Kinver Hillfort is thought to date back to the late Bronze Age, with pieces of the fort visible to those visiting Kinver Edge.
But heavy rain and visitors trudging over the top of it has caused significant soil erosion and damage to the monument’s man-made ramparts.
To recreate the original profile of the fort, the team lifted and spread the contents of 800 soil-filled sandbags from the top of the steep ramparts.
Lead Ranger Ewan Chapman said: "It’s vitally important we do everything we can to protect this special archaeological feature.
"Kinver Edge is designated a Site of Special Scientific Interest which means we can’t bring soil in from elsewhere to repair the earthworks because it will disrupt the sensitive ecology of the area.
"Over the last couple of years, the Ranger team has been scraping soil at Kinver to create bare ground habitat for solitary bees, flies and wasps.
"Luckily, we’ve been able to re-use this soil for the Hillfort repairs.
"This is good news for Kinver’s special plants that rely on this type of local, low nutrient, soil to thrive."

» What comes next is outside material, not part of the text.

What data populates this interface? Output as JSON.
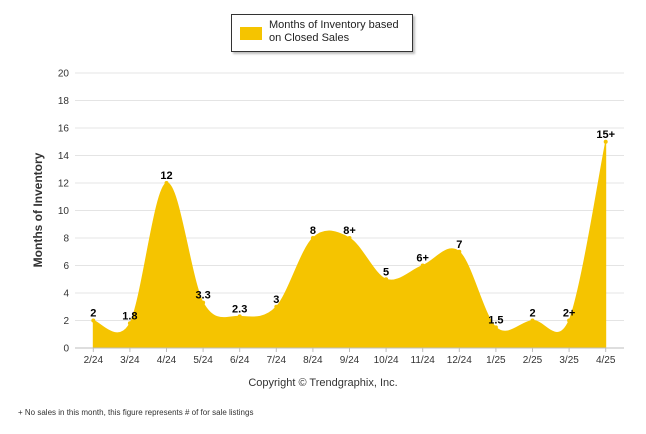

The Hillfort was an important place and a strong fortress, part of a landscape of farmland and smaller settlements.
Two sides are formed by huge banks called ramparts, which would have probably had a wall or palisaded fence on the top.
The other two sides make use of the natural promontory to provide defence.
National Trust archaeology consultant Viviana Caroli said it was important to protect the hillfort as very few investigations had taken place.
She said: "A decade ago, a student carried out a geophysical survey combining resistivity and magnetometry, although the results did not shed more light on distribution and existence of any significant features.
"Faint marks of a couple of circular features were identified to the south-east corner of the interior of the fort and they were attributed to possible round houses or drip gullies associated to these buildings.
"However, this cannot be said for certain without further investigation through other techniques, including excavation and an updated geophysical survey."
Ms Caroli also spoke about what the hillfort had been used for over the years.
She said: "It is also important to say that the interior was subjected to agricultural activity in the Medieval/Post-Medieval period.
"This is important to mention for two reasons as it indicates continuity in use and ploughing might have had a significant impact on the survival or any pre-dating activity.
"The only surviving earthworks are faint traces of ridge and furrow running north-east to south-west, and also these are visible, if at all, in winter with snow."
With the work helping to fortify the natural fort and create a more solid foundation, Ms Caroli spoke about what could be done next to look at the history of the fort.
She said: "Further research and investigation should be allowed to gain a better understanding of the monument and the people who interacted with the environment.
"This would include investigations within the interior, but also outside the ramparts."
"The repair works carried out at Kinver Hillfort is part of our management agreement with Historic England.
"The management work we are currently doing is vital to ensure the monument will be preserved for the future and reduce loss."